A minor problem with our implementation of the boolean operators is that they are so called "strict". Normally boolean operators are "short-circuit". You should look up this on wikipedia or somewhere else if you don't know what it means.

The last thing you have to do before you're finished with this part of the tutorial is to put your new code through some testing. Remember to also test invalid inputs. They should give a proper error message.
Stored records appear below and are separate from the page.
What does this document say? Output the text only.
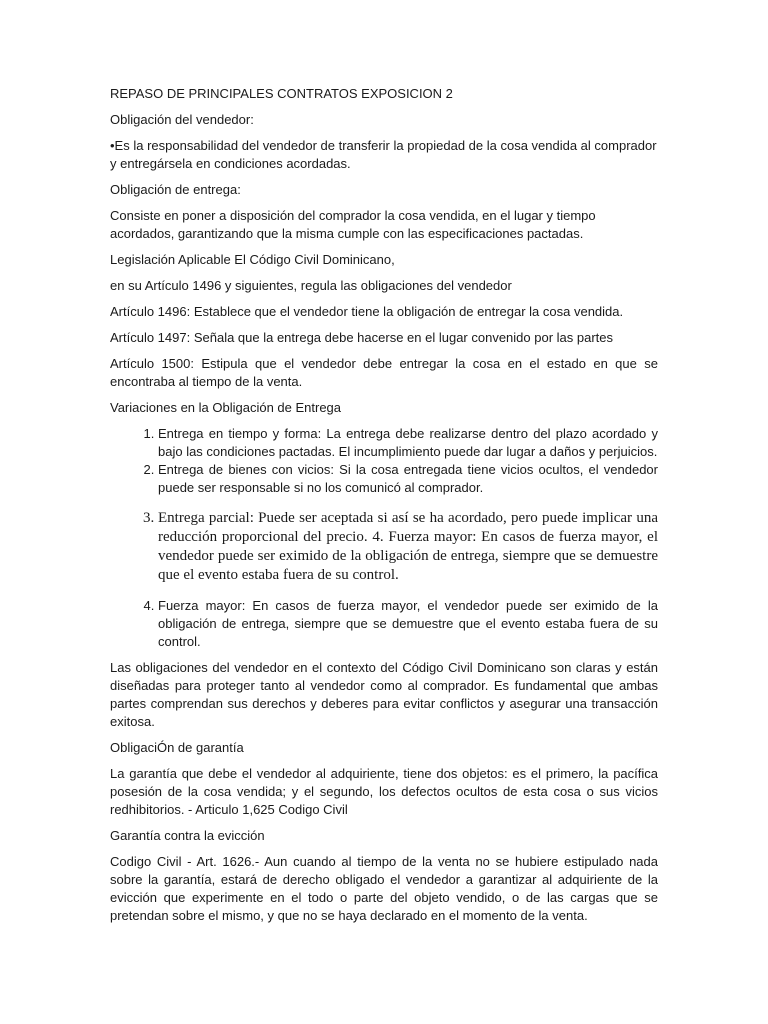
REPASO DE PRINCIPALES CONTRATOS EXPOSICION 2

Obligación del vendedor:

•Es la responsabilidad del vendedor de transferir la propiedad de la cosa vendida al comprador y entregársela en condiciones acordadas.

Obligación de entrega:

Consiste en poner a disposición del comprador la cosa vendida, en el lugar y tiempo acordados, garantizando que la misma cumple con las especificaciones pactadas.

Legislación Aplicable El Código Civil Dominicano,

en su Artículo 1496 y siguientes, regula las obligaciones del vendedor

Artículo 1496: Establece que el vendedor tiene la obligación de entregar la cosa vendida.

Artículo 1497: Señala que la entrega debe hacerse en el lugar convenido por las partes

Artículo 1500: Estipula que el vendedor debe entregar la cosa en el estado en que se encontraba al tiempo de la venta.

Variaciones en la Obligación de Entrega

1. Entrega en tiempo y forma: La entrega debe realizarse dentro del plazo acordado y bajo las condiciones pactadas. El incumplimiento puede dar lugar a daños y perjuicios.
2. Entrega de bienes con vicios: Si la cosa entregada tiene vicios ocultos, el vendedor puede ser responsable si no los comunicó al comprador.
3. Entrega parcial: Puede ser aceptada si así se ha acordado, pero puede implicar una reducción proporcional del precio. 4. Fuerza mayor: En casos de fuerza mayor, el vendedor puede ser eximido de la obligación de entrega, siempre que se demuestre que el evento estaba fuera de su control.
4. Fuerza mayor: En casos de fuerza mayor, el vendedor puede ser eximido de la obligación de entrega, siempre que se demuestre que el evento estaba fuera de su control.

Las obligaciones del vendedor en el contexto del Código Civil Dominicano son claras y están diseñadas para proteger tanto al vendedor como al comprador. Es fundamental que ambas partes comprendan sus derechos y deberes para evitar conflictos y asegurar una transacción exitosa.

ObligaciÓn de garantía

La garantía que debe el vendedor al adquiriente, tiene dos objetos: es el primero, la pacífica posesión de la cosa vendida; y el segundo, los defectos ocultos de esta cosa o sus vicios redhibitorios. - Articulo 1,625 Codigo Civil

Garantía contra la evicción

Codigo Civil - Art. 1626.- Aun cuando al tiempo de la venta no se hubiere estipulado nada sobre la garantía, estará de derecho obligado el vendedor a garantizar al adquiriente de la evicción que experimente en el todo o parte del objeto vendido, o de las cargas que se pretendan sobre el mismo, y que no se haya declarado en el momento de la venta.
Here is the complete listing:

; boolrel.pb
IncludeFile "..\base2.pb"

Procedure ToBool(reg.s)
Emit("cmp " + reg + ", 0")
Emit("mov ecx, 0")
Emit("setnz cl")
Emit("mov " + reg + ", ecx")
EndProcedure

Procedure RelOp(Op.s)
Emit("cmp ebp, eax")
Emit("mov eax, 0")
Select Op
Case "=": Emit("sete al") ; set if equal
Case "<": Emit("setl al") ; set if less
Case "<=": Emit("setle al") ; less or equal
Case ">": Emit("setg al") ; set if greater
Case ">=": Emit("setge al")
Case "<>": Emit("setne al") ; set if not equal
Default
Expected("Relational operator, got " + Op)
EndSelect
EndProcedure

Procedure Value()
; value ::= <integer>
Emit("mov eax, " + GetInteger())
EndProcedure

Procedure MulExp()
; mulexp ::= <value> {<mulop> <value>}
Protected Operation.c
Value()
While Look = '*' Or Look = '/' Or Look = '%'
Operation = Look
GetLookWhite()
Emit("push eax")
Value()
Emit("pop ebp")
Select Operation
Case '*': Emit("imul eax, ebp")
Case '/', '%'
Emit("xchg eax, ebp")
Emit("cdq") ; expands eax to edx:eax
Emit("idiv ebp")
EndSelect
If Operation = '%'
Emit("mov eax, edx")
EndIf
Wend
EndProcedure

Procedure AddExp()
; addexp ::= <mulexp> {<addop> <mulexp> }
Protected Operation.c
MulExp()
While Look = '+' Or Look = '-'
Operation = Look
GetLookWhite()
Emit("push eax")
MulExp()
Emit("pop ebp")
Select Operation
Case '+': Emit("add eax, ebp")
Case '-': Emit("sub eax, ebp")
Emit("neg eax")
EndSelect
Wend
EndProcedure

Procedure RelExp()
; relexp ::= <addexp> { <boolop> <addexp> }
Protected Operation.s
AddExp()
While Look = '<' Or Look = '>' Or Look = '='
Operation = Chr(Look)
GetLook()
Select Look
Case '<', '>', '='
Operation + Chr(Look)
GetLook()
EndSelect
EatWhite()
Emit("push eax")
AddExp()
Emit("pop ebp")
RelOp(Operation) ; Generate code
Wend
EndProcedure

Procedure BoolExp()
; boolexp ::= <relexp> { <boolop> <relexp> }
Protected Operation.s
RelExp()
While Look = 'a' Or Look = 'o' Or Look = 'x'
Operation = GetName()
Emit("push eax")
RelExp()
Emit("pop ebp")
ToBool("eax")
ToBool("ebp")
Select Operation
Case "and": Emit("and eax, ebp")
Case "or": Emit("or eax, ebp")
Case "xor": Emit("xor eax, ebp")
Default
Expected("Operator, got " + Operation)
EndSelect
Emit("mov eax, 0")
Emit("setnz al")
Wend
EndProcedure

Procedure Expression()
; expression ::= <BoolExp>
BoolExp()

If Look <> 0
Expected("End of line")
EndIf
EndProcedure

Init()
Expression()
Input()

1 comment:

Invincible Cow said...

I fixed a bug in RelExp() that prevented whitespace after single-character relational operators.

And also a serious bug in RelOp(): all comparisons were inversed. It is now fixed (I swapped the operands of cmp).